Soldatensender Calais (G.9) (German: [zɔlˈdaːtn̩ˌzɛndɐ kaˈlɛː], Soldiers' Radio Calais) was a British black propaganda broadcaster during the Second World War operated by the Political Warfare Executive. It pretended to be a station of the German military broadcasting network. The station was in operation between 14 November 1943 and 30 April 1945, when it ceased operations.

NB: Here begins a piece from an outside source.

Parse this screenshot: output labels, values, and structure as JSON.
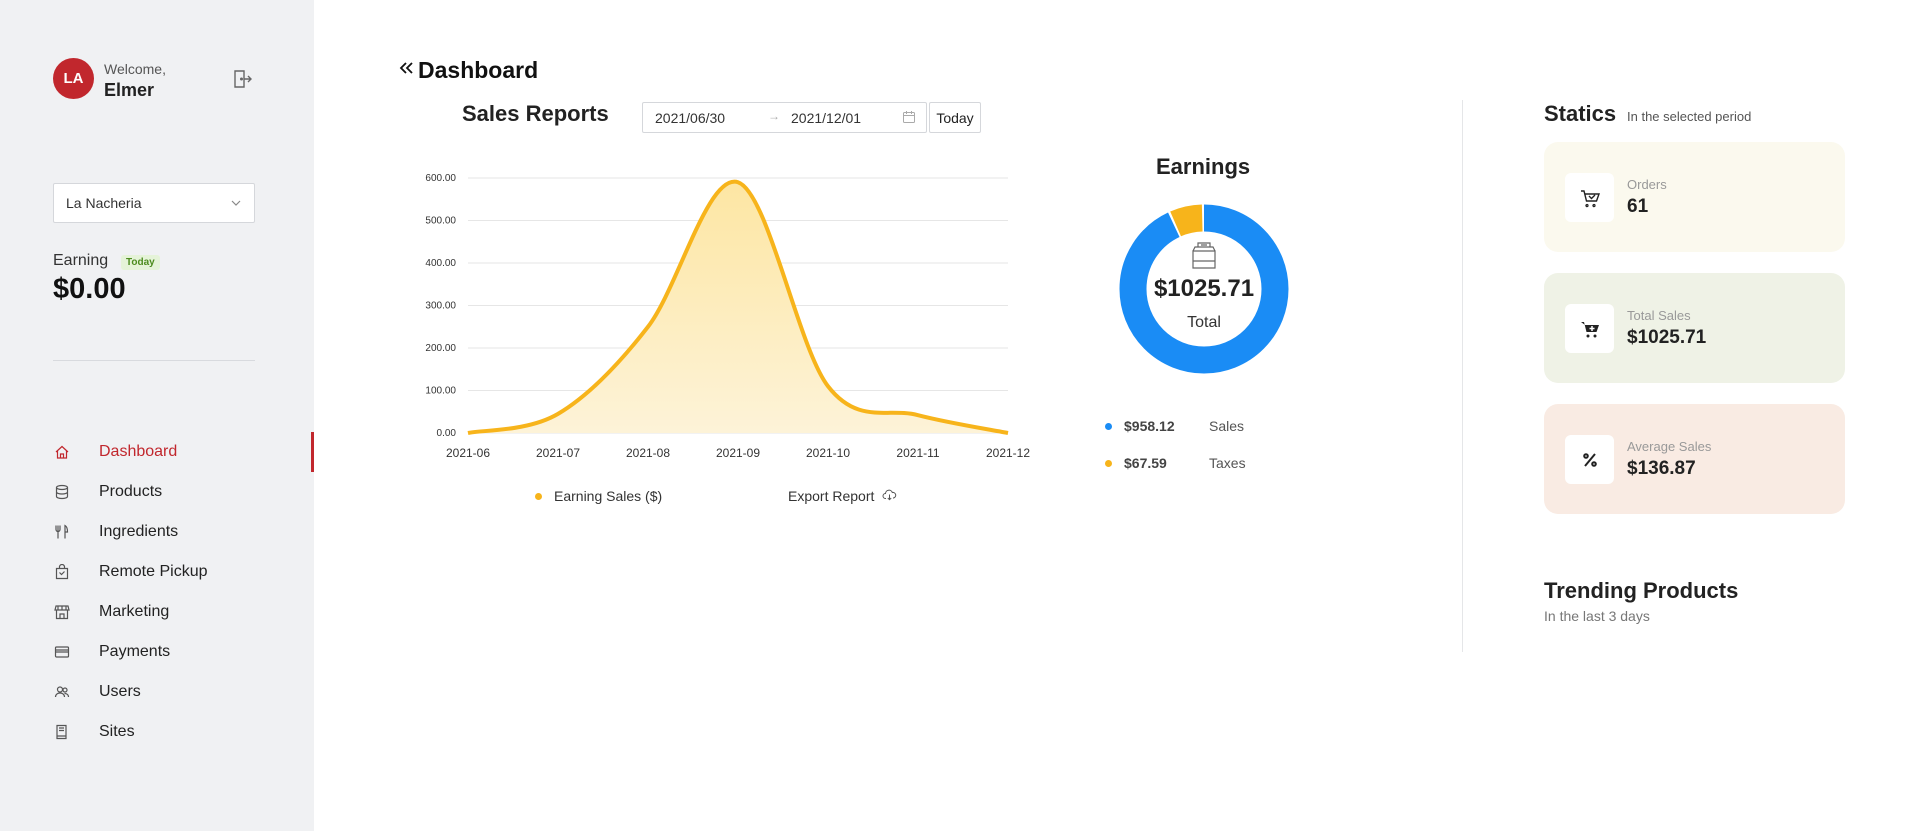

Soldatensender Calais operated on the mediumwave band on 833 kHz (360 metres), 714 kHz (420 metres), and 612 kHz (490 metres), with an associated shortwave station Kurzwellensender Atlantik created to broadcast to U-boat crews. The station used a 500 kilowatt transmitter originally built for American broadcaster WJZ, in Newark, New Jersey. This transmitter had lain unused at the factory after the United States Federal Communications Commission imposed a 50 kW power limit on all U.S. stations, and so RCA was glad to sell it overseas and the British Secret Service bought it for £165,000. Codenamed Aspidistra, it was installed in a huge, underground bunker near Crowborough in Sussex, England, where it was briefly the world's largest medium wave station, perfect for deceptive "black" operation.
Soldatensender Calais operated from 6 p.m. local time to dawn. Unlike its predecessor Gustav Siegfried Eins the programmes were live from the purposely-built broadcast studio at Milton Bryan in Bedfordshire and presented by Agnes Bernelle using the codename "Vicky".